Jusque-là, ce plan est resté secret. Mais, depuis ces dernières heures, Donald Trump commence à le dévoiler. En lançant un appel aux groupes d'opposition kurdes iraniens, basés dans le nord de l'Irak, le président des États-Unis a confirmé que le renversement du régime de Téhéran passera sans doute par une offensive terrestre. En début de semaine, le locataire de la Maison-Blanche avait admis, lors d'un entretien au New York Post, qu'il n'excluait pas un déploiement de troupes au sol si cela est « indispensable ». Une affirmation qu'il a, depuis, contredite, estimant que ce serait «une perte de temps». Mais ce qui compte avec Trump est moins la cohérence que les scénarios évoqués.

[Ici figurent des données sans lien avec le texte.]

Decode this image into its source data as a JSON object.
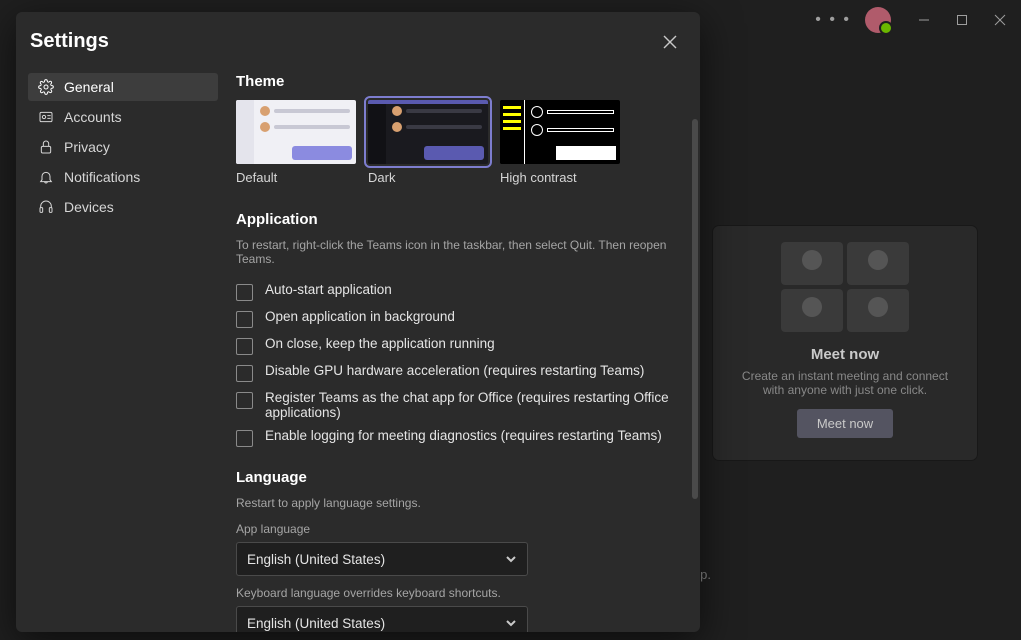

Deux plans de déploiement de troupes américaines au sol, en Iran, sont en réalité sur la table du Centcom, le commandement régional américain qui dirige les opérations dans le Golfe persique, dirigé par l'amiral Brad Cooper. Le premier plan vise à encadrer des troupes kurdes, et peut-être d'autres groupes armés d'opposition iraniens, pour qu'ils descendent sur la capitale Téhéran et prennent d'assaut les centres de pouvoir.
Armer les Kurdes
Au Kurdistan irakien, où ces groupes sont connus, leur entraînement a redoublé ces dernières semaines, mais leur armement visible est étonnamment resté léger. Peu d'armes disponibles hors des fusils-mitrailleurs. Or il faudra beaucoup plus pour faire battre en retraite, si une offensive terrestre a lieu, les Gardiens de la révolution iraniens et l'armée iranienne. Laquelle a jusque-là été plutôt préservée par les frappes aériennes. Un scénario est donc échafaudé par les experts: celui d'une jonction, sur le terrain, entre ces forces kurdes et une partie de l'armée régulière désireuse d'en finir. Les Gardiens de la révolution, principale force du régime, se retrouveraient pris en étau, tandis que la population iranienne pourrait simultanément se soulever.
Problème: une telle opération doit être prévue. Il faut une logistique. Il faut aussi un encadrement pour permettre aux avions de la coalition américano-israélienne de frapper juste sur le parcours. C'est cette tâche qui serait dévolue à des agents américains des forces spéciales. Ils seraient chargés d'accompagner cette offensive. Donald Trump aime ce type d'opérations clandestines. Il dispose, pour les mener à bien, de commandos très entraînés stationnés aujourd'hui dans la région du Golfe et, déjà, dans le nord de l'Irak.
Débarquement limité
Le second scénario est celui d'un débarquement limité à la périphérie côtière du détroit d'Ormuz. Il pourrait être effectué par les Marines américains prépositionnés sur les navires déployés dans la région. Mais attention: tous les observateurs notent, jusque-là, l'absence de moyens amphibies de débarquement dans l'armada aéronavale autour des porte-avions Abraham Lincoln et Gerald Ford. Il serait toutefois possible de parachuter ces hommes. Objectif: prendre possession de tous les ex-centres de commandement de la marine iranienne décimée. Ratisser les côtes pour éliminer tous les lanceurs de drones et de missiles. Cette mission de réouverture commerciale du détroit d'Ormuz, crucial pour le trafic pétrolier mondial, s'accompagnerait d'une opération maritime d'escorte des tankers. Le président français Emmanuel Macron a lui-même évoqué cette hypothèse. Des navires militaires encadreraient le chenal d'une dizaine de kilomètres par lequel transitent, dans le détroit, les navires commerciaux.
Protéger le commerce
Les Marines américains seraient ainsi les gardiens du commerce mondial. Et ils pourraient aussi, dans la zone côtière qu'ils contrôlent, mettre en place une administration régionale qui échappe à Téhéran. C'est techniquement possible. Cela pourrait permettre aussi d'installer un embryon d'alternative politique, même si les frappes se poursuivent sur la capitale et les autres grandes villes. Le danger serait bien sûr important pour les troupes américaines déployées, mais il serait incomparable avec une invasion massive, type Irak en 2003, dont l'opinion publique américaine ne veut pas entendre parler.
Plans secrets? Ils sont en tout cas évoqués, et les forces existent déjà pour les mettre en œuvre. Trump, pendant ce temps, alimente avec ses déclarations le brouillard de la guerre. Un « brouillard » que ses forces spéciales et ses Marines pourraient très vite déchirer.